Her phone rings, she has to take it, a fellow doctor needs some advice. At least that’s what’s she says when she’s finished: Finnish is one of Europe’s strangest languages and I don’t understand a word.

‘What’s the status of a doctor in Finland?’
‘I think it’s the same as abroad: high. Especially the ones who work in private clinics, because they are also associated with making money. Which for me was also a bit of a moral dilemma: is it okay to make a lot of money after government has already paid for my education? Shouldn’t I work in a public hospital? But fortunately, since I specialised in being a sports doctor, there were no positions for me in public hospitals, so the problem was easily solved,’ she laughs.

‘Is there a big difference between public hospitals and private?’
‘The quality is basically the same,’ she says, ‘the level is high everywhere, compared to certain other countries. Here you are safe in every hospital, you’ll be taken care of. I see that foreigners are sometimes worried when I send them to a public hospital for further treatment – we don’t do everything. Yet. The difference with public hospitals is that we are much more financially efficient. Public healthcare could be much cheaper, I think. I know.’

‘Is your government good, in general?’
Having prepared this question, she reads her answer ‘A problem is that labour has become too expensive, so it’s been taken abroad, which causes more unemployment. And there are too many political parties, so it’s difficult to make good decisions; it takes too much energy to reach a consensus. On the other hand Finland is fair: no bribery, judges and police are just.’

‘Do you like living here?’
‘I love it. I have roots here. I share the same mentality with the others. Finns are quite homogeneous.’

‘Still? Even with all these new people?’
‘In the country it’s still blue eyes and blond hair everywhere, but the Helsinki area has changed a lot, yes.

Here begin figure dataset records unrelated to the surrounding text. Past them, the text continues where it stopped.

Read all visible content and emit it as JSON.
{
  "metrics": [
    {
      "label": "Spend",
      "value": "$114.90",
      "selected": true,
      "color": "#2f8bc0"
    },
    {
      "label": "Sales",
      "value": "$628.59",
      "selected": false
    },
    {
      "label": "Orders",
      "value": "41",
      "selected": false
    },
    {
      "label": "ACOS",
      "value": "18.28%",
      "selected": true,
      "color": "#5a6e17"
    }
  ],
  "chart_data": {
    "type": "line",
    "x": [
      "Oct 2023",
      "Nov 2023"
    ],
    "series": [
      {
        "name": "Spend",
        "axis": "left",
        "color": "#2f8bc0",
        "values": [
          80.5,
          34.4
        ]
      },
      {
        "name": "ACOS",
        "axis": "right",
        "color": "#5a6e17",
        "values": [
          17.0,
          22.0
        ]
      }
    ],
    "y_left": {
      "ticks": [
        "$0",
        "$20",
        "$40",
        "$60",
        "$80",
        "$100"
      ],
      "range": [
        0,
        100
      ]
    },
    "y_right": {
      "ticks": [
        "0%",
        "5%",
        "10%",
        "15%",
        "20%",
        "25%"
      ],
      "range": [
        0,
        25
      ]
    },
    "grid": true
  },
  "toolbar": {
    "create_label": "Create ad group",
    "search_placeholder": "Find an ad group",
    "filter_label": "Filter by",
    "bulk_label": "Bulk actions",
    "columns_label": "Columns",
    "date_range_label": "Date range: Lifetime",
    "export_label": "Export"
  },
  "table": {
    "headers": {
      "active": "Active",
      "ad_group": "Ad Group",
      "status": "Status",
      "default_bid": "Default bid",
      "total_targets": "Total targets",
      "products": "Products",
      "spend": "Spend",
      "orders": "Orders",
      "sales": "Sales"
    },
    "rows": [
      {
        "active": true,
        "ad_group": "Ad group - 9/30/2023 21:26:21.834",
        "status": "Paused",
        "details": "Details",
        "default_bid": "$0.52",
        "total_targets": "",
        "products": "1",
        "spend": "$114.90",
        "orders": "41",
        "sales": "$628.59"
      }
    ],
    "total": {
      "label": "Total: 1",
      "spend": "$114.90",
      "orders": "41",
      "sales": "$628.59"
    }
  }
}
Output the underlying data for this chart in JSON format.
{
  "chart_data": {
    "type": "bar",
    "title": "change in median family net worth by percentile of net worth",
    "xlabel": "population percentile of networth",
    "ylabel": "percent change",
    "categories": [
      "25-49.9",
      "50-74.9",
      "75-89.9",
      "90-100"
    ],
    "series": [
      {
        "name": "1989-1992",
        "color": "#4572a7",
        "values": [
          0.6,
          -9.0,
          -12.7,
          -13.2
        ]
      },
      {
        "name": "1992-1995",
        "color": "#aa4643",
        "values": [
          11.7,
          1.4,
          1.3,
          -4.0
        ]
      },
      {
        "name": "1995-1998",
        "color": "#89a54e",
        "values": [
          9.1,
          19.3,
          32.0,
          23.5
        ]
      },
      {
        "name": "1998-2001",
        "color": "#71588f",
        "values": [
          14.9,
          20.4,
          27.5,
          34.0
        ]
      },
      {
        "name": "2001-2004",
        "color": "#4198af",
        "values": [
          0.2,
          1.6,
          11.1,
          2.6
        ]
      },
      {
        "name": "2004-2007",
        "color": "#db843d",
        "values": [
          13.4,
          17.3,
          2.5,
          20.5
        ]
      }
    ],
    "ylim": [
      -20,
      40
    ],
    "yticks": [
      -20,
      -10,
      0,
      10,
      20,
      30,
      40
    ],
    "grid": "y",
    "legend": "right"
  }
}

We’re getting good and not so good areas, where the new people live. In my childhood it was different, you would play with everybody, of all classes, also in the new areas where all the blocks of flats were built. It worries me a bit, for my children. I hope they are not too blue eyed, too naïve.’

What about the civil war?’ The Finnish fought a serious civil war in 1914, between the socialists ‘the reds’, on one hand and the conservatives, ‘the whites’ on the other. The whites won.

‘That’s too long ago,’ Pippa says, ‘It no longer plays a role. In my family, for example, my grandmother on my mother’s side was a famous white and on my father’s side they were all red. It doesn’t even seem like my history, not like the Second World War, when my dad was born. I feel it has no influence on today’s society. Our relationship with the Russians, our neighbours, however is still problematic. We fought them in the war, we were told how bad they were and a lot of people still don’t like them at all – though this is unspoken… They come here, buy a lot of things, drive aggressively in SUVs, very nouveau riche. Last year they bought our best ice hockey team and made them play in their league.’

She’s looking at her watch. Time management. Last subject: ‘What does Europe mean to you?’

‘Some things could be better. And I don’t think it’s right that we’re taking responsibility for other countries like Greece, Cyprus, and Portugal. We said no to Greece and I must say that then I was very proud of the Finnish politicians; they were firm and held their ground.  It’s simple: if you spend more than you’re earning, you’re responsible for the problems that arise. Giving these countries money doesn’t help them. It’s like a dog. If you always lead it to the couch, it won’t learn that it’s not allowed to sit on it.’